Opinion and Analysis


Had there been a likelhood that selling potatoes was a good way of making tons of money, then Novell may have ventured in that direction.

Red Hat has never betrayed the open source community; Novell has done that in spades and is now attempting to justify its patent deal with Microsoft, a deal that is yet to show any benefits.

Over the past few years, Red Hat has faced a number of opponents without flinching. Oracle tried to do the same as CentOS and sell the resulting product as "unbreakable Linux."

Red Hat's position at the time was that the value proposition which it brought to the table was better because Oracle was creating its own code fork. "We add only what comes from the upstream developers and this code is open," Red Hat's Australia and New Zealand boss Max McLaren said at the time.

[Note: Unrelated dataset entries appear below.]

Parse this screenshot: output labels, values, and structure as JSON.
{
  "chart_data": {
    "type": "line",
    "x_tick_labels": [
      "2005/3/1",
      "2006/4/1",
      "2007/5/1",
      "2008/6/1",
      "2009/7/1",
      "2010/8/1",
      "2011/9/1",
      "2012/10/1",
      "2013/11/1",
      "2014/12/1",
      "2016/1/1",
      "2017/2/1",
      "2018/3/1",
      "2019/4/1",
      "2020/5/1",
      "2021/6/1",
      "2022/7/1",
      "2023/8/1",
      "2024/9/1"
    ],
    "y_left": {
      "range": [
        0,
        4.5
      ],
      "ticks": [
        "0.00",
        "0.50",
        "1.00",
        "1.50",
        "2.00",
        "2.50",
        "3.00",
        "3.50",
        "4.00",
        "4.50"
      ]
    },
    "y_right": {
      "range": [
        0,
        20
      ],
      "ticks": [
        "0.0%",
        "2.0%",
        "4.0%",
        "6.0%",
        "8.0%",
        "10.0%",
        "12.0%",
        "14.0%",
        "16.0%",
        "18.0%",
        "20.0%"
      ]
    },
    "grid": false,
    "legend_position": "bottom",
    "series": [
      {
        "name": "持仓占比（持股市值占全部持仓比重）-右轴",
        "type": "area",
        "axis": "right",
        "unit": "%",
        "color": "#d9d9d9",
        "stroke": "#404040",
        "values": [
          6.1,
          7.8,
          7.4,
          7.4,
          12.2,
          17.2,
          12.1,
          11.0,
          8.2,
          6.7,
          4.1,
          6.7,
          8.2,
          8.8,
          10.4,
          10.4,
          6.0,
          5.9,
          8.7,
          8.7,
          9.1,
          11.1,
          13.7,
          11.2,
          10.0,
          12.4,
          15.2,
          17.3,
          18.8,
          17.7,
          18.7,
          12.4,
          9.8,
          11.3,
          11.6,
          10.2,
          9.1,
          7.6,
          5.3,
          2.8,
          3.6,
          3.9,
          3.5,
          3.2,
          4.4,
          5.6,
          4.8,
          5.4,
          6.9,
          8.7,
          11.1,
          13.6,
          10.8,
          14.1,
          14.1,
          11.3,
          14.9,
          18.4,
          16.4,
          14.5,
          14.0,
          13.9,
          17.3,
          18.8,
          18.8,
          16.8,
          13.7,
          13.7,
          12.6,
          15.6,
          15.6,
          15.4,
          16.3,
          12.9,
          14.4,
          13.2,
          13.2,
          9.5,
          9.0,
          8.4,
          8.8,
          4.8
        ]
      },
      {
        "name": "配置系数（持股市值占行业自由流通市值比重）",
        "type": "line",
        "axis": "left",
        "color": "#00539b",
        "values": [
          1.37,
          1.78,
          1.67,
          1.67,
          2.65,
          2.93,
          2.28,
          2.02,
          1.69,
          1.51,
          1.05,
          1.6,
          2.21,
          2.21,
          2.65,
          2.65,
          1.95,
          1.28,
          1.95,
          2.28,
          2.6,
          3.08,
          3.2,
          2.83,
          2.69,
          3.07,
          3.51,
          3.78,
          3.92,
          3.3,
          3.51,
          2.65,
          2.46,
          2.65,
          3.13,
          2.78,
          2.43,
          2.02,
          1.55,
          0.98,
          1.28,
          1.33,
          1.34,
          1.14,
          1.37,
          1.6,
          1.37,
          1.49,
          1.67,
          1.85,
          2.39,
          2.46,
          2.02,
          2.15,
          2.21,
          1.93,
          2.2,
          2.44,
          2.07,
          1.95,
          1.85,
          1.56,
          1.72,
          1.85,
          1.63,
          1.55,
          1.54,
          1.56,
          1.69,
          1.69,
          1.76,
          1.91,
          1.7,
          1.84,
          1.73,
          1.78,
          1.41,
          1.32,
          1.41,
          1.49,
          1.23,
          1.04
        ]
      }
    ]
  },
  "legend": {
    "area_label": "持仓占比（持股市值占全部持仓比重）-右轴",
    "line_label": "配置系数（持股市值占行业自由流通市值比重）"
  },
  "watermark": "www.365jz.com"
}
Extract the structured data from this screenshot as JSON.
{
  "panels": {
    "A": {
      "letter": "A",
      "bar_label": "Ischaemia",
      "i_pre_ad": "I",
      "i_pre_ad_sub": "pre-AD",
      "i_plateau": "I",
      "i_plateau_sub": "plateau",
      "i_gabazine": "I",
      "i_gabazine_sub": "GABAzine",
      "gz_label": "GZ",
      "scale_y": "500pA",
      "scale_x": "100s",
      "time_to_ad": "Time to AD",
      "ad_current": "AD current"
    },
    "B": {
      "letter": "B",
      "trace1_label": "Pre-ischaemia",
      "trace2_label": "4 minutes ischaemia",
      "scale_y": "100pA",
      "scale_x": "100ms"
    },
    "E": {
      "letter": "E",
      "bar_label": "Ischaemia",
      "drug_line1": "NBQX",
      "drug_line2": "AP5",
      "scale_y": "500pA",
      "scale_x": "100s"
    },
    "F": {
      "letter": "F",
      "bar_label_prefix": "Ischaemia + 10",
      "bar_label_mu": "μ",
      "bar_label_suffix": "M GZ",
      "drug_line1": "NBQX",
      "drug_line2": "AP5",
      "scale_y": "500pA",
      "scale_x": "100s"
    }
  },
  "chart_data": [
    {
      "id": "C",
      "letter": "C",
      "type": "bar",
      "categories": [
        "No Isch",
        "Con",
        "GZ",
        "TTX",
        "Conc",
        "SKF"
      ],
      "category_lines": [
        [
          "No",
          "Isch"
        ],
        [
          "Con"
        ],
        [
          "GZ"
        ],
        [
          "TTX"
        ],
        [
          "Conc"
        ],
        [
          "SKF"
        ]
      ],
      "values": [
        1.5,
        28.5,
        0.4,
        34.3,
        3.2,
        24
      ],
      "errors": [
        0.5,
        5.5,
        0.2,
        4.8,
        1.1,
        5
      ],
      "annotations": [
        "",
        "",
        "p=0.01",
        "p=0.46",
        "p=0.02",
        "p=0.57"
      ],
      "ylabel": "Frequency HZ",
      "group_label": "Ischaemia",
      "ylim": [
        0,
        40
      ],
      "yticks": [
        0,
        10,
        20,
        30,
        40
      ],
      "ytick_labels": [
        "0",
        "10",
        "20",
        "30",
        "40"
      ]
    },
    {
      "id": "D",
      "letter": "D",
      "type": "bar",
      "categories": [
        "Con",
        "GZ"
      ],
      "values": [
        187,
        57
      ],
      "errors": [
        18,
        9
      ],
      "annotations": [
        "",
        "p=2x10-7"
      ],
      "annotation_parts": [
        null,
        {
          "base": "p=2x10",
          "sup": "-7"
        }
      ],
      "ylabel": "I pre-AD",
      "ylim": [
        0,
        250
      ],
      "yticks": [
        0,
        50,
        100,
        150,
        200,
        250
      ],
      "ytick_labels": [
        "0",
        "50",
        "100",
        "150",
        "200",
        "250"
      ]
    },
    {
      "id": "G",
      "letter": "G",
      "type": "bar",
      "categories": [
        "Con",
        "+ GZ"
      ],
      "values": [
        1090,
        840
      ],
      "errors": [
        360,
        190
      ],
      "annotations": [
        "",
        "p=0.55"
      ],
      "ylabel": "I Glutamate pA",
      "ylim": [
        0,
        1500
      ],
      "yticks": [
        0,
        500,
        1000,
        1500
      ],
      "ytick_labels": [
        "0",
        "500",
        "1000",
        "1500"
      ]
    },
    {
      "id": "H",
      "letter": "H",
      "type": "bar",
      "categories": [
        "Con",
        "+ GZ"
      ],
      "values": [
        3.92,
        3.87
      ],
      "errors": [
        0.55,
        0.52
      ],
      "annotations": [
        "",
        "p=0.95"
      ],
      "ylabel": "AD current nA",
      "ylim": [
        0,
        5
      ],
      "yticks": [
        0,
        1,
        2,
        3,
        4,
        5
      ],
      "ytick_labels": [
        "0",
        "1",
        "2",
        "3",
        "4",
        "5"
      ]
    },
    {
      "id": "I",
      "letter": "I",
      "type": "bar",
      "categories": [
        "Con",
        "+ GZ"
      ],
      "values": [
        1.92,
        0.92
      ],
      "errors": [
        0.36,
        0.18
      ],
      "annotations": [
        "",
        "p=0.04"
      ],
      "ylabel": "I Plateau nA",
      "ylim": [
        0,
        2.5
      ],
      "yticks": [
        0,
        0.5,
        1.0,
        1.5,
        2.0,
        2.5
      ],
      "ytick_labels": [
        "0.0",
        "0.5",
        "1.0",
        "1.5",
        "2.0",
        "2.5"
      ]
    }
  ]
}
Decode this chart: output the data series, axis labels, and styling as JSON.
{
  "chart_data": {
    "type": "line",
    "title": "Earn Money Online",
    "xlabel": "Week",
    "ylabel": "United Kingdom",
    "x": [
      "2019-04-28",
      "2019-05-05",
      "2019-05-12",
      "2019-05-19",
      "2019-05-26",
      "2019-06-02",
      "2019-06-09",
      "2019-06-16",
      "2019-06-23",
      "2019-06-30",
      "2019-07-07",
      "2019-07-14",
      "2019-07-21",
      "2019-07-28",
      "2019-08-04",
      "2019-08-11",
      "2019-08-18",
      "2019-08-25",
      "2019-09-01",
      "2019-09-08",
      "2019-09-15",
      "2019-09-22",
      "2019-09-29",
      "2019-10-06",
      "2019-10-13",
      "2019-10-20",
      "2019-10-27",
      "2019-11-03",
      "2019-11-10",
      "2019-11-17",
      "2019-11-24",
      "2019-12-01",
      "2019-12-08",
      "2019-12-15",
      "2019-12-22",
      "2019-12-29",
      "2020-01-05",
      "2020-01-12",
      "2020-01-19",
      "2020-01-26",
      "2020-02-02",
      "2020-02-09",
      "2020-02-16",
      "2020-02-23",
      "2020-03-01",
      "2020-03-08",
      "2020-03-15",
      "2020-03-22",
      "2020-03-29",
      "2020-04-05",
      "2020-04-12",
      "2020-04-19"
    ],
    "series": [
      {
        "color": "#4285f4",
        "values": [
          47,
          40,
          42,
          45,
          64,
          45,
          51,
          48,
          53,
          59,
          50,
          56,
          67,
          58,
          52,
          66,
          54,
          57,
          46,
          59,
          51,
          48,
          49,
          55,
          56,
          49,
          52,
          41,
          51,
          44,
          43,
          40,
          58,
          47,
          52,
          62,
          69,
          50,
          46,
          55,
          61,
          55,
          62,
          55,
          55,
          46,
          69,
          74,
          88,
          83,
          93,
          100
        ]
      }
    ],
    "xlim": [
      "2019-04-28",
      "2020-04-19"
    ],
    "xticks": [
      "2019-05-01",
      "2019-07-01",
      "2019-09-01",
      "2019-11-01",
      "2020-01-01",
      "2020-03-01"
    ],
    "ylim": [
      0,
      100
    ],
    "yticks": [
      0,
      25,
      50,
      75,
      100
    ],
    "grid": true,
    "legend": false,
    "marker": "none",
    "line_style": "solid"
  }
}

The additional value, he said, came from the 2000-plus independent software and hardware vendors who certify that their offerings will work with Red Hat.

We don't hear much about Oracle's unbreakable product these days. Perhaps, like Superman coming up against Kryptonite, it met its nemesis.

Last month, Novell, increasingly desperate for money, announced that it would try and pull customers using Red Hat and CentOS over to using SUSE Linux Enterprise Server.

Red Hat chose to stay mum. The people over there apparently know the value in the old saying: "Speech is silver, silence is golden."